Madeira es un fragmento de Portugal a la deriva en medio del océano, una seducción para los que aman la naturaleza y practican el deporte más natural que existe: caminar. Como el resto del país, es tierra de navegantes y poetas, no tanto de pescadores. Costas lazeradas por el Atlántico, largas playas de cantos rodados y acantilados sobrecogedores. Imponentes montañas barridas por los vientos o coronadas por las nubes, vestidas con un manto de flores que dan al archipiélago su perfume inconfundible.
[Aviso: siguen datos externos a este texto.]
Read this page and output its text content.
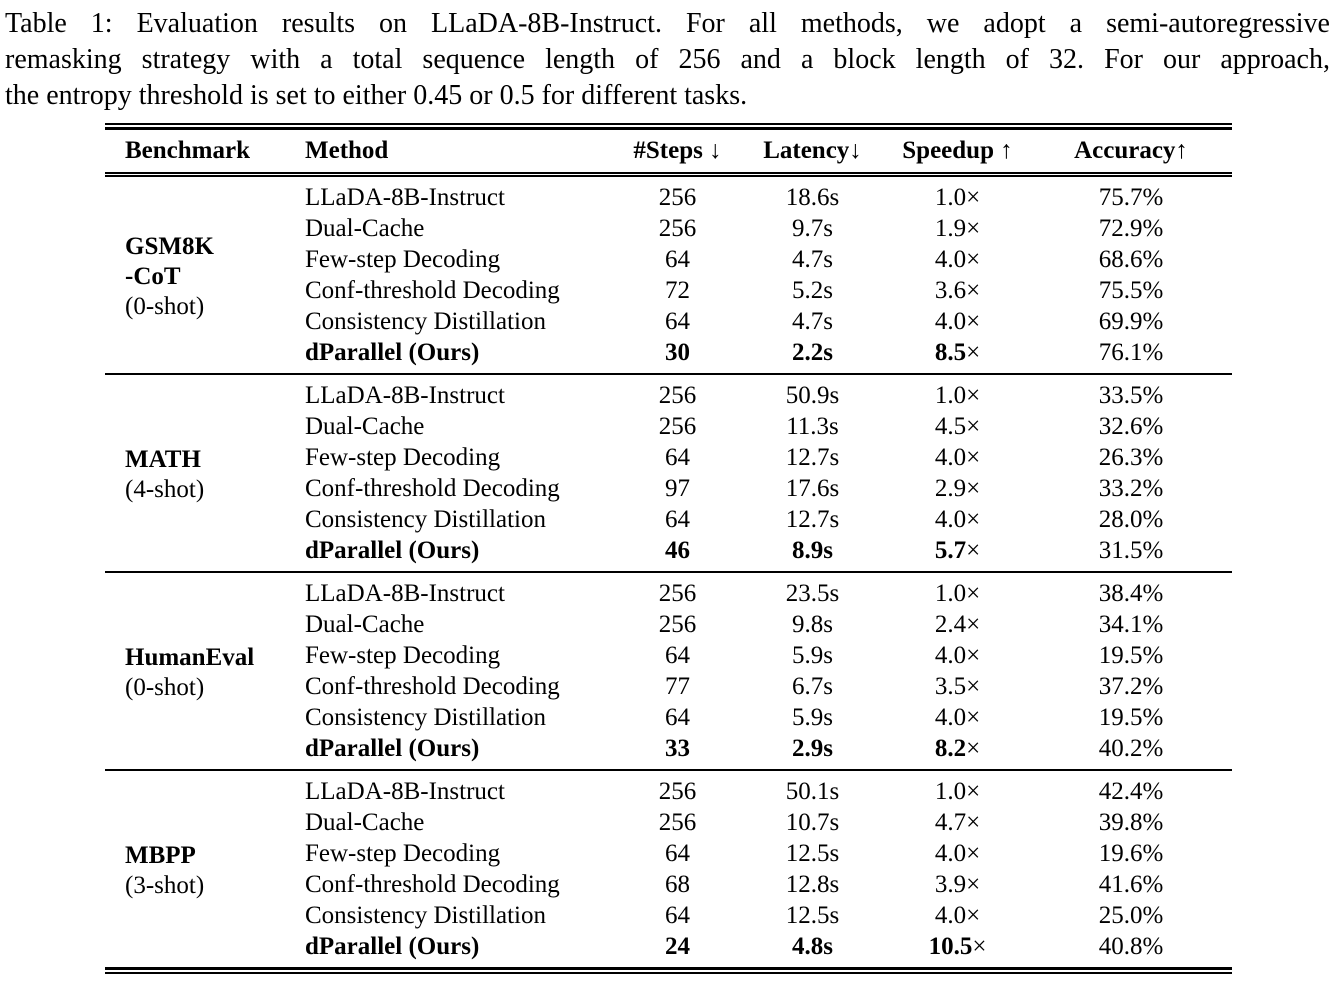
Table 1: Evaluation results on LLaDA-8B-Instruct. For all methods, we adopt a semi-autoregressive
remasking strategy with a total sequence length of 256 and a block length of 32. For our approach,
the entropy threshold is set to either 0.45 or 0.5 for different tasks.
Benchmark	Method	#Steps ↓	Latency↓	Speedup ↑	Accuracy↑

GSM8K
-CoT
(0-shot)	LLaDA-8B-Instruct	256	18.6s	1.0×	75.7%
	Dual-Cache	256	9.7s	1.9×	72.9%
	Few-step Decoding	64	4.7s	4.0×	68.6%
	Conf-threshold Decoding	72	5.2s	3.6×	75.5%
	Consistency Distillation	64	4.7s	4.0×	69.9%
	dParallel (Ours)	30	2.2s	8.5×	76.1%

MATH
(4-shot)	LLaDA-8B-Instruct	256	50.9s	1.0×	33.5%
	Dual-Cache	256	11.3s	4.5×	32.6%
	Few-step Decoding	64	12.7s	4.0×	26.3%
	Conf-threshold Decoding	97	17.6s	2.9×	33.2%
	Consistency Distillation	64	12.7s	4.0×	28.0%
	dParallel (Ours)	46	8.9s	5.7×	31.5%

HumanEval
(0-shot)	LLaDA-8B-Instruct	256	23.5s	1.0×	38.4%
	Dual-Cache	256	9.8s	2.4×	34.1%
	Few-step Decoding	64	5.9s	4.0×	19.5%
	Conf-threshold Decoding	77	6.7s	3.5×	37.2%
	Consistency Distillation	64	5.9s	4.0×	19.5%
	dParallel (Ours)	33	2.9s	8.2×	40.2%

MBPP
(3-shot)	LLaDA-8B-Instruct	256	50.1s	1.0×	42.4%
	Dual-Cache	256	10.7s	4.7×	39.8%
	Few-step Decoding	64	12.5s	4.0×	19.6%
	Conf-threshold Decoding	68	12.8s	3.9×	41.6%
	Consistency Distillation	64	12.5s	4.0×	25.0%
	dParallel (Ours)	24	4.8s	10.5×	40.8%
Puedo imaginarme la visión de los primeros exploradores cuando descubrieron esta isla en 1419: una extensión deshabitada y cubierta de bosques por lo que la llamaron la isla de la Madera. En poco tiempo los primeros colonos prendieron fuego a la espesa selva y se cuenta que el incendio duró siete años. Tras el desbroce los campesinos esculpieron las vertientes de las montañas para convertirlas en terrazas que dan a Madeira una fisonomía propia. Desde las partes bajas llevaban a sus espaldas las cestas con la tierra que les faltaba más arriba, porque los animales de tiro nunca se adaptaron a la isla. Hoy, los nuevos colonos van cargados con mochilas pero no para cargar tierra, sino para recorrer a pie los senderos y adentrarse como la sangre por las venas, en el corazón del bosque. Entre bananos, papayos, hortensias, geranios y buganvillas transcurren los caminos. Y los cultivos de guayabas, aguacates, mangos y chirimollas indican a los caminantes que algún pueblo queda cercano colgado en las vertientes.
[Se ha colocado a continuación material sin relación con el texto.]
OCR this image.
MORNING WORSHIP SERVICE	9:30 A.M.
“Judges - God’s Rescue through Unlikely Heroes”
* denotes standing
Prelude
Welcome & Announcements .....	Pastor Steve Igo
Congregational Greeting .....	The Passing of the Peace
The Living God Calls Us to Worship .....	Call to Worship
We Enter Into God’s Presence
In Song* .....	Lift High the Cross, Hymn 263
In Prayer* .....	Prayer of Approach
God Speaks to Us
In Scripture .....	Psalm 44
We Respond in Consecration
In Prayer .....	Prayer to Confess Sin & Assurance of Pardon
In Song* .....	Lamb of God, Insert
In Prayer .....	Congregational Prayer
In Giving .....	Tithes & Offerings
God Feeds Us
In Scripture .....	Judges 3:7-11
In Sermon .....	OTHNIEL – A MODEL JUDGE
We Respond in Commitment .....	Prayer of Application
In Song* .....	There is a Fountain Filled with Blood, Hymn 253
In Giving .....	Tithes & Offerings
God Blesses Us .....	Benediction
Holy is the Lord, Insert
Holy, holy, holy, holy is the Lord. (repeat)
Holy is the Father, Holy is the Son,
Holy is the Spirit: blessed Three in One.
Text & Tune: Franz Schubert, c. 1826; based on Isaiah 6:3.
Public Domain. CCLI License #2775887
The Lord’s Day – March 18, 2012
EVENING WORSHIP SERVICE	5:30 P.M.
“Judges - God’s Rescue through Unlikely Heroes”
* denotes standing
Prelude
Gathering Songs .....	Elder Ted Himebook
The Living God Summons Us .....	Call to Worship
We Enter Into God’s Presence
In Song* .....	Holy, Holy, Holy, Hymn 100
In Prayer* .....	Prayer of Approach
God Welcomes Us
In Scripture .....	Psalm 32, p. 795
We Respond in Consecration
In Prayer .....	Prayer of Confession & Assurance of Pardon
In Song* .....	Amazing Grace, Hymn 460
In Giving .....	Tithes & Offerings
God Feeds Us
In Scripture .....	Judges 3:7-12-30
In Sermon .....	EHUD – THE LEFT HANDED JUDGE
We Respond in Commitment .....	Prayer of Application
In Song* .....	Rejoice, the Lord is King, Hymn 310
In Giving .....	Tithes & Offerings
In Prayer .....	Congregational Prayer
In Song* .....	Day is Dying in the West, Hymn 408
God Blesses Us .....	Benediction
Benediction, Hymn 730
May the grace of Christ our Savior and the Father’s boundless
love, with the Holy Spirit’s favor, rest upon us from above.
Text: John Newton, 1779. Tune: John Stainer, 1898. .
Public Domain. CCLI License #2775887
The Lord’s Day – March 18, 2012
Contemplamos las ballenas desde los mismos acantilados y recorrimos en solitario la Punta de San Lorenzo, uno de los paisajes más áridos y salvajes de la isla. Y a la noche, comimos bacalao a la brasa con verduras frescas, unas gotas de limón y aceite de oliva. El vino de Madeira también hace a la isla más mediterránea: porque en mitad del Atlántico son demasiadas coincidencias: viñedos en terrazas abiertas al mar, regueros de agua cristalina, huertas y barracas, como las valencianas, pero pintadas de azul y rojo. Es la lucha por dominar y controlar el agua lo que nos hace semejantes.